Einen konzeptionellen Schritt weiter in Richtung einer höheren Stufe von Ost-West-Kooperation ging Bahr, als er von Brandt für die 1980 im Auftrag des UN-Generalsekretärs gebildete Palme-Kommission benannt wurde, die über Sicherheit in Europa beraten sollte. Mit Bahrs eigenen Worten: Palme „bat mich, über die Frage nachzudenken: Was ist eigentlich Sicherheit im atomaren Zeital­ter? Meine Ergebnisse stimmten überhaupt nicht überein mit der Über­zeugung der damaligen Zeit, nämlich dass Sicherheit nur durch Rüs­tung, durch Abschreckung und militärische Überlegenheit hergestellt werden kann. Ich kam zu dem Ergebnis, dass im Zeitalter der gesicher­ten Zweitschlagsfähigkeit nur gemeinsame Sicherheit mit dem Gegner möglich ist. Das hieß also Kooperation […].“ Der Bericht der Kommmission erhielt schließlich den Titel: „Common Security“.
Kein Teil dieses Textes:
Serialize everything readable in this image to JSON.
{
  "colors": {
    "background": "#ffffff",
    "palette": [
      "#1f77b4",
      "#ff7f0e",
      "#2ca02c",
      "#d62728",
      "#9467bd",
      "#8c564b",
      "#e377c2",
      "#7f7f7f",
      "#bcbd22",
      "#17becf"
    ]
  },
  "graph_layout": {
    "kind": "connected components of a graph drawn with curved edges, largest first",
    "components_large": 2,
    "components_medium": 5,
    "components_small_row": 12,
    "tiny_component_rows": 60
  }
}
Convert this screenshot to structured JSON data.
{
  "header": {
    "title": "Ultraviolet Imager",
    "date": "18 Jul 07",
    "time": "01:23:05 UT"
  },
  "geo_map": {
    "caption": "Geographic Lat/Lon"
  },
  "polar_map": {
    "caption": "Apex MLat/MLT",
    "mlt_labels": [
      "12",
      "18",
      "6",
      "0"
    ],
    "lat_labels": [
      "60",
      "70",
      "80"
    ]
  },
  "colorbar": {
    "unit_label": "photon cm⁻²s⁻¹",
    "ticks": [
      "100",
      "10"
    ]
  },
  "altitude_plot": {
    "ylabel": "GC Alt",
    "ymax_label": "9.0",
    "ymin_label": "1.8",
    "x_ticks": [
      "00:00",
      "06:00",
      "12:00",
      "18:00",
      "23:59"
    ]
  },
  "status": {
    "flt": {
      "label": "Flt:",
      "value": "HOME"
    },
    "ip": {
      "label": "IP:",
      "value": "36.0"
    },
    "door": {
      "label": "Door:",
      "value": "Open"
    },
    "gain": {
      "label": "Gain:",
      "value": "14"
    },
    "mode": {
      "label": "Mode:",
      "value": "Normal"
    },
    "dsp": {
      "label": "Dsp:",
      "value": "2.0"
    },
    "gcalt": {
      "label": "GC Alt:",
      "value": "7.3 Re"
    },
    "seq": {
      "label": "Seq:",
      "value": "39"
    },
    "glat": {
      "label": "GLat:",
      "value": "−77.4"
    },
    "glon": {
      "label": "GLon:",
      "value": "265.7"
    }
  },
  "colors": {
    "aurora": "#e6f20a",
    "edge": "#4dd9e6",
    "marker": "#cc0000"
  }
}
Diese neue Grundüberlegung – gemeinsame Sicherheit – wurde ebenfalls zu einer wichtigen Wegscheide im Ost-West-Verhältnis und prägte in den nachfolgenden Jahren nicht zuletzt auch den sicherheitspolitischen Diskurs in der DDR. Dabei traf der Ansatz Bahrs überwiegend auf Zustimmung: „Die Begründung für den von Bahr geäußerten kategorischen Imperativ gemeinsamer Sicherheit im Kernzeitalter durch Maßnahmen der Rüstungsbegrenzung und Abrüstung ist einfach und schlüssig: Wenn der Atomkrieg weder führbar noch gewinnbar ist, müssen jegliche Fortsetzung des Wettrüstens und die Anhäufung neuer Waffensysteme das Ausmaß der Bedrohung durch eine nukleare Katastrophe vergrößern.“ (IPW-Berichte, 12/1984) Gemeinsame Sicherheit wurde zum Ausgangspunkt sowie später, nach dem Machtwechsel zu M. Gorbatschow in der UdSSR, zum Nukleus systematischer sicherheitspolitischer Überlegungen in der Sowjetunion wie auch in der DDR.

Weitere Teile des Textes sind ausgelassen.